In the cultural sector, there are a new wave of organisations who are exploring and interrogating their data more closely. Through an organisation I run called CultureCode, last year I ran a programme asking cultural organisations to open their data with an attribution license, to allow a group of highly skilled developers and creative technologists to play and create prototypes. Simply opening their data was never going to be enough, we needed to create an incentive for the developers to interact with the data and we did this through offering prizes at a dedicated hackathon. The event was a tremendous success, as cultural organisations opened their eyes and minds to some of the possibilities that exist when being more open and allowing developers a share in some of the assets they owned.
It seems that everywhere you turn at the moment, people are discussing data – big data, open data, data protection, data visualisations. The government believes it will be one of the main ‘technologies’ that will help to drive the economy and lift it out of its current slump. All well and good, but what does it really mean? In reality, there are very few organisations who have harnessed the wealth of data now available to them to positively impact on their bottom line. Most people, when they think about products and prototypes you can create from open data, think of apps, but lets be honest, how many apps actually wash their face, let alone make a profit?
This was one of the many conundrums we encountered when we embarked on the journey to create and curate a useful and effective programme for future data innovators. What we uncovered was that there are case studies and there are organisations using data to not only effectively inform their operations but to build services, products and ultimately profit for their own coffers. At first, they may not be so obvious, but they do exist. In the main though, it is clear to me that we are on the cusp of something that could be quite magical. The Open Data Movement builds trust through transparency, creates opportunities for more robust predictions of future trends, creates opportunities for new collaborations and realisations through symbiotic data mixing and gives people a democratic opportunity to create products for their community, to react and interact to information that interests them for whatever reason. What’s not to love about that?

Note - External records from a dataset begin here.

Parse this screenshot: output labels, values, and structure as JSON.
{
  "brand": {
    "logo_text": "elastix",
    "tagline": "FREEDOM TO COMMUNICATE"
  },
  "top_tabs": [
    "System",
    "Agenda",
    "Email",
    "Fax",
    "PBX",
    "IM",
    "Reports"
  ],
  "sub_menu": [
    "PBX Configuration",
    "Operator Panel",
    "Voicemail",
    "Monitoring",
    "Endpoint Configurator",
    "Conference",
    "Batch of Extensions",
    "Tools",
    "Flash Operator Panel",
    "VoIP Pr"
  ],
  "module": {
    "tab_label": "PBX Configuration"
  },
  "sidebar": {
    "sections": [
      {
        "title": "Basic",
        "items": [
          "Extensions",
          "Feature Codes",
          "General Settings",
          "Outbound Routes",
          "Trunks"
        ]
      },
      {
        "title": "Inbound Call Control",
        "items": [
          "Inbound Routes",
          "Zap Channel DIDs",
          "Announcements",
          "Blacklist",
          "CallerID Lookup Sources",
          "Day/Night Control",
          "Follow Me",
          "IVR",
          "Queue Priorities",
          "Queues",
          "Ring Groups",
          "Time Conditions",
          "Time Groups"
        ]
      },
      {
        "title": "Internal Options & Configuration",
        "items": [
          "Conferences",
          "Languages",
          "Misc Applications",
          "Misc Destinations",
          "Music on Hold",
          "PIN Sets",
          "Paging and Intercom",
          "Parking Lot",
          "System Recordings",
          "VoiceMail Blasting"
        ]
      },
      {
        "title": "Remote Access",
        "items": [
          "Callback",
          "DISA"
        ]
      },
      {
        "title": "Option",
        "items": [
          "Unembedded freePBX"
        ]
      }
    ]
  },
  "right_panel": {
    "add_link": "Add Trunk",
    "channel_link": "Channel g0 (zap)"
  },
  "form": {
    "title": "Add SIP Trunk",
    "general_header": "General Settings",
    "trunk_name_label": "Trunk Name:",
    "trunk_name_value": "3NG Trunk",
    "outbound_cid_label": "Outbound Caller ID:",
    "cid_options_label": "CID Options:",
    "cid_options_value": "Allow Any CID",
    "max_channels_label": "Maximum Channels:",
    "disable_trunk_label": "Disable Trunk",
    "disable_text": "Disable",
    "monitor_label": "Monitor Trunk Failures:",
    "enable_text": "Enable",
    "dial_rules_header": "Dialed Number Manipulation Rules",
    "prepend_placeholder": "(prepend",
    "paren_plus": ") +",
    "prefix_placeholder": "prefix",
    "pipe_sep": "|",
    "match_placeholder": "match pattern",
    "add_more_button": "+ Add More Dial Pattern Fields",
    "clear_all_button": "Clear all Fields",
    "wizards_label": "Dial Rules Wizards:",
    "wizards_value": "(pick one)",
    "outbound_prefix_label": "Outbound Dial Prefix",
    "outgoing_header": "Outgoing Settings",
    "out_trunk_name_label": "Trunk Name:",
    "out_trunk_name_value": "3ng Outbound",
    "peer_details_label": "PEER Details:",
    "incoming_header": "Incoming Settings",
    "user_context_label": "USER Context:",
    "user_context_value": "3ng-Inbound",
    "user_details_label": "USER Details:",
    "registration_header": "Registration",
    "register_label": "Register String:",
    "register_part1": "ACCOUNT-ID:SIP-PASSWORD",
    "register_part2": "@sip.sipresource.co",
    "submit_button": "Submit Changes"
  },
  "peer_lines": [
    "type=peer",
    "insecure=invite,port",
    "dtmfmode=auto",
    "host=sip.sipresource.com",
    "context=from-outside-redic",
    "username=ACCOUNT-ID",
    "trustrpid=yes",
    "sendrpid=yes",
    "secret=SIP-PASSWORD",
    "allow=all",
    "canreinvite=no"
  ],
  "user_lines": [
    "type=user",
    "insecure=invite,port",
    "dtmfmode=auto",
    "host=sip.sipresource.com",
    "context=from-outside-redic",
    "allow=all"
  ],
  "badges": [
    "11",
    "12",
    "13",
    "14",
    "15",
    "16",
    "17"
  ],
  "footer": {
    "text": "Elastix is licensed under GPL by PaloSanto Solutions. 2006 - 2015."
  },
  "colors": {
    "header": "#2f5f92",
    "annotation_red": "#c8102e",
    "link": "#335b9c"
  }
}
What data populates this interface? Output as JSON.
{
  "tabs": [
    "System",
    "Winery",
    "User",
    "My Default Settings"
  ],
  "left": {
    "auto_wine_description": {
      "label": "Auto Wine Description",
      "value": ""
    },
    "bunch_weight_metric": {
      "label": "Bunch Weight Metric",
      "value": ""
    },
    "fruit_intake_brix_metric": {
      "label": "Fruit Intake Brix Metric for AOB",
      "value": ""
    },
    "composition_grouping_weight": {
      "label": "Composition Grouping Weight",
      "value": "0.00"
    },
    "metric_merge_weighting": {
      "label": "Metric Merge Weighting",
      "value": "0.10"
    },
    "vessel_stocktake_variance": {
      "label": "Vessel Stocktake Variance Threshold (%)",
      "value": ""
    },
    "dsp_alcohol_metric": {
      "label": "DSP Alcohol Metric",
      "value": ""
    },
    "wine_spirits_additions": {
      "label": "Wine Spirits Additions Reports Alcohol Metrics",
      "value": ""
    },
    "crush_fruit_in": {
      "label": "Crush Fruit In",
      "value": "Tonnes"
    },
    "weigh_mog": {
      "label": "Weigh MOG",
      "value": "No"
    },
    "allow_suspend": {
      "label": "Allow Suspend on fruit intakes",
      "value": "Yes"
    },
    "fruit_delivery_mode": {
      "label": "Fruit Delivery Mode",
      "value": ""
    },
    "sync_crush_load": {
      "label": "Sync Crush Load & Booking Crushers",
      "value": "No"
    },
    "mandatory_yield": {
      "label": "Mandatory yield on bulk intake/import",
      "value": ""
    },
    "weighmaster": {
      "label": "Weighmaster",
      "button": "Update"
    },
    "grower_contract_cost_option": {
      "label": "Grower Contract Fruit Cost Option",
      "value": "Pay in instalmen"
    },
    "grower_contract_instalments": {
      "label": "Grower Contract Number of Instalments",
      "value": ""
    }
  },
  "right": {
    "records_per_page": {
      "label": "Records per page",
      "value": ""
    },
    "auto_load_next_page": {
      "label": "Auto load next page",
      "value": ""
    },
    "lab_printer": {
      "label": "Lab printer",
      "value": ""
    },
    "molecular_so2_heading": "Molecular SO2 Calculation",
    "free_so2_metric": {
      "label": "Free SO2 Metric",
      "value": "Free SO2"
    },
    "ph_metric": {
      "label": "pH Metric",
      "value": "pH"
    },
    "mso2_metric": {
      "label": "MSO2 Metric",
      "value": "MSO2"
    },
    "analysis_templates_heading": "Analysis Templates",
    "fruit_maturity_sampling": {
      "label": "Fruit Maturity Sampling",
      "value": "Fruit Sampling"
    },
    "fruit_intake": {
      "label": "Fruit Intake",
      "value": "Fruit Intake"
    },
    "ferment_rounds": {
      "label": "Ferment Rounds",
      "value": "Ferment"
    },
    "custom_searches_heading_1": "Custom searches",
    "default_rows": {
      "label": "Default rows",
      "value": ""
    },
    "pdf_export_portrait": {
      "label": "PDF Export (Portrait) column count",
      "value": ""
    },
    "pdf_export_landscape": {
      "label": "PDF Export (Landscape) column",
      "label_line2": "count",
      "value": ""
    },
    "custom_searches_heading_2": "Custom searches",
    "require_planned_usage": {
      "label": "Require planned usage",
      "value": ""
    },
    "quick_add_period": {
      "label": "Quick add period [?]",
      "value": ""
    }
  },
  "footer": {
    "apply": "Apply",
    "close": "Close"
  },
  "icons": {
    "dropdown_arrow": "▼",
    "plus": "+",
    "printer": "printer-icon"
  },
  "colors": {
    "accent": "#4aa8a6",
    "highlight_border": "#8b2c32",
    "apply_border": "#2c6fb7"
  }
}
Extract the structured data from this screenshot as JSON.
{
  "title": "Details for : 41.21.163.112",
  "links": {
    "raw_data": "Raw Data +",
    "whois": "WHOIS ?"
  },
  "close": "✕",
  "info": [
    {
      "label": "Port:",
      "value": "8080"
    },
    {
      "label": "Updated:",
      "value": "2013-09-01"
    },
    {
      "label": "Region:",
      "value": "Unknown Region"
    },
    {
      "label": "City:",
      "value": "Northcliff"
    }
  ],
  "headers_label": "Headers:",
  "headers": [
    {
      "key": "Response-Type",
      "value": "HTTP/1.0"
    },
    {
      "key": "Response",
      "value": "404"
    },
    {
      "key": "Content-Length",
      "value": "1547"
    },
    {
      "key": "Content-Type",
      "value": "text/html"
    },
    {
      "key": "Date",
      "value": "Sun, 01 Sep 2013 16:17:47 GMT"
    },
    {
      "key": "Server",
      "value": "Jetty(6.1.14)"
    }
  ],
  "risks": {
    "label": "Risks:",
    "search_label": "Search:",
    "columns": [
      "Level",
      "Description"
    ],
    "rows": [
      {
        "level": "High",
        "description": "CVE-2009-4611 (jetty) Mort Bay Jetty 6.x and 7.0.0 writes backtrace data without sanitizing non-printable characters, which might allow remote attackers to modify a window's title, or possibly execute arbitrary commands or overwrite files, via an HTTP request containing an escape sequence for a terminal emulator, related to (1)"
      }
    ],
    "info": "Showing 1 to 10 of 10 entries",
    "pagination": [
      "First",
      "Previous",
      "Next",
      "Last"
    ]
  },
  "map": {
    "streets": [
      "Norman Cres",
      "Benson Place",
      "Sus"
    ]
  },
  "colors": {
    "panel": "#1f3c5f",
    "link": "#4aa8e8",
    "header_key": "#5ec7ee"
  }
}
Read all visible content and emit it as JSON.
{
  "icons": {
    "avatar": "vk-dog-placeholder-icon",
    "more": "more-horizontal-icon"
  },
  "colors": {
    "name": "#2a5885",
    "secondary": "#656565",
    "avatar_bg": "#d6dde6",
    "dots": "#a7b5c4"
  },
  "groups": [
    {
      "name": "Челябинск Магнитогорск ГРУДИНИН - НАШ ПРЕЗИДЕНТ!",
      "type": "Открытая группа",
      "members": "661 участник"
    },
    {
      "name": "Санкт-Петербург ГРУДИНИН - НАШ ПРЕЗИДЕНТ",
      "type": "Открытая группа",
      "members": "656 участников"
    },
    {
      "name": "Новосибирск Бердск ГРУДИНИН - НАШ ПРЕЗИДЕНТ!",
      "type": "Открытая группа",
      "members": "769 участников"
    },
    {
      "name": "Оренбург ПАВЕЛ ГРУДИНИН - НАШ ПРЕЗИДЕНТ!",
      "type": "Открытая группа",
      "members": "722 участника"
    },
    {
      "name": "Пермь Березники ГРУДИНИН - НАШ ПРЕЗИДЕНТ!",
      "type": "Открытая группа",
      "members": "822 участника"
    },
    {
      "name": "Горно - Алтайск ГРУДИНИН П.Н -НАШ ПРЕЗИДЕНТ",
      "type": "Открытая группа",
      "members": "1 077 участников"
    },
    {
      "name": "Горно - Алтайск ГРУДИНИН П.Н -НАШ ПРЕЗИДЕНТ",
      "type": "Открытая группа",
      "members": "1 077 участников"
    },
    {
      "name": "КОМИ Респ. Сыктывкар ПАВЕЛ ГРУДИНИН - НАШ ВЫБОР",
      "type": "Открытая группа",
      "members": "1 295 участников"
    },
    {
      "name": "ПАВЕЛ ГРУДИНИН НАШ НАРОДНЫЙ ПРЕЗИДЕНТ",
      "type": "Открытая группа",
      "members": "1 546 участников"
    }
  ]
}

Data is the lifeblood of our modern technologised society. It tracks and evidences – providing the basis for decision-making and intelligence. The open data initiatives that are starting to span the globe are creating an environment where this once hidden data layer can be exploited by all to create new forms of value, giving business the opportunity to build services and products based upon the data produced. At the workshop we will show people how to build an effective business model from open data, how to augment products they currently have on the market and how to find funding for their data driven business models. This is a pilot programme, the first of its kind in the UK and as we all start to better understand this ever changing landscape, FutureEverything will continue to adapt and iterate to ensure Manchester is at the cutting edge of data innovation.
The Business of Open Data masterclass will take place on 19 March 2013. The FutureEverything Summit will also feature sessions on open data and host open meetings of EU cities and organisations involved in various projects with them, such as CitySDK.